Tiefblick zu Oberaar- (links) und Unteraargletscher im Abstieg vom Sidelhorn

Wanderung Grimselpass-Sidelhorn-Grimselpass

Zu den Ursprüngen der Aare

  • Grimselpass

  • Husegghütte

  • Sidelhorn

  • Pkt. 2689

  • Grimselpass


REGION: Berner Oberland / Wallis
MARSCHZEIT: 3 h 15 min
AUFSTIEG: 610 m
TIEFSTER PUNKT: 2163 m
VERPFLEGUNG: Hotel Grimsel Passhöhe
ANREISE: Mit dem Postauto bis Grimsel Passhöhe
MERKMALE: Rundwanderung
Schwierigkeit: T3 Bergwandern
Streckenlänge: 6,7 km
Abstieg: 610 m
Höchster Punkt: 2754 m
Ideale Jahreszeit: Anfang Juni bis Mitte Oktober
Rückreise: Ab Grimsel Passhöhe mit dem Postauto
   

Spröde und karg ist die Landschaft an der Grimsel. Just dies macht den grossen Reiz des Gebiets aus. Die Bergwanderung auf das Sidelhorn führt quer durch dieses Eldorado von spärlich mit Flechten bewachsenem Fels und kulminiert mit einer grossartigen Aussicht zu Unteraar- und Oberaargletscher, den beiden Ursprüngen der Aare. Zu Beginn 0,6 km auf Hartbelag, dann durchwegs Naturwege.

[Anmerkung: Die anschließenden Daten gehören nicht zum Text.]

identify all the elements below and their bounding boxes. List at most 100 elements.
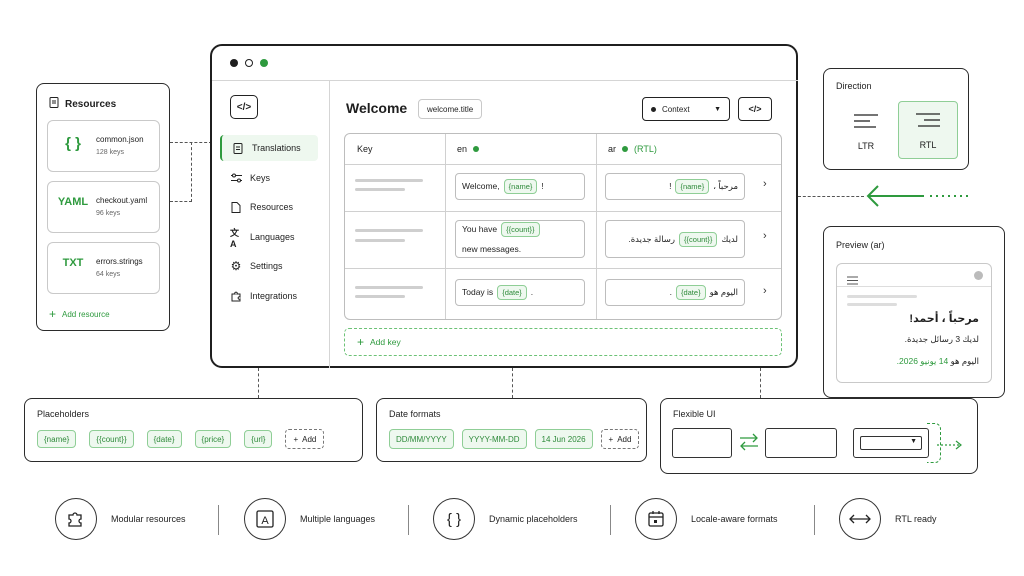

Von der Postautohaltestelle auf der Grimsel-Passhöhe marschiert man einige Schritte auf der Berner Seite der Passstrasse entlang, schlägt dann die Abzweigung zur Panoramastrasse Oberaar ein und folgt dieser einige Minuten in leichtem Aufstieg. Bald zweigt ein schmaler, aber gut ausgebauter Bergweg von der Strasse ab und führt in mässig steilem Anstieg über Alpweiden und an Felshalden vorbei zur Husegghütte und auf einem breiten Felsrücken zum Sidelhorn. Der Aufstieg zum 2764 Meter hohen Gipfel bietet technisch keine Schwierigkeiten. Auf den letzten hundert Höhenmetern verläuft er deutlich steiler und schlängelt sich zwischen grossen Felsblöcken aufwärts.
Auf der breiten Gipfelkuppe erwartet einen eine grandiose Rundsicht. Im Osten erstrecken sich über dem Totensee die Gipfel der Urner Alpen, aus denen prominent der Galenstock hervorsticht. Im Süden prägen der Pizzo Rotondo, der Pizzo Gallina und weitere Höhen des Bedrettotals und des Goms das Panorama. Im Westen erkennt man bei guter Sicht das Matterhorn und die umliegenden Viertausender von Saastal und Mattertal.
Am spektakulärsten ist die Sicht jedoch Richtung Nordwesten: In der Tiefe schimmert blaugrün der Trüebtensee, dahinter ragt mächtig das Finsteraarhorn auf, von dessen Flanken zwei gewaltige Hochtäler ausgehen, deren höherliegende Partien vergletschert sind. Der Oberaar- und der Unteraargletscher speisen die junge Aare und gelten deshalb als Ursprung des wasserreichsten Flusses der Schweiz. Ihr Schmelzwasser wird im Oberaarsee und im Grimselsee gefasst. Die zwei Stauseen sind Teil eines der grössten Komplexe der Schweiz zur Produktion von Strom aus Wasserkraft: Die Kraftwerke Oberhasli stellen elektrische Energie für rund eine Million Haushalte bereit.
Der Abstieg vom Sidelhorn-Gipfel beginnt etwas beschwerlich, denn die Route führt quert über wild durcheinandergeworfene riesige Gneisblöcke. Bei Pkt. 2689 wird südwärts auf einen schmalen Bergweg mit griffiger Oberfläche abgezweigt, der mässig steil abwärts führt; diese Strecke ist zwar im Gelände signalisiert, nicht jedoch auf SchweizMobil (Stand Oktober 2018). Es folgen einige Wegverzweigungen, bei denen man sich durchwegs an die in Richtung Grimselpass signalisierte Route hält. Das Gefälle nimmt zusehends ab, so dass der Abstieg schliesslich in eine annähernd flach verlaufende Wanderung übergeht. Am Totensee vorüber gelangt man zurück zum Ausgangspunkt Grimselpass.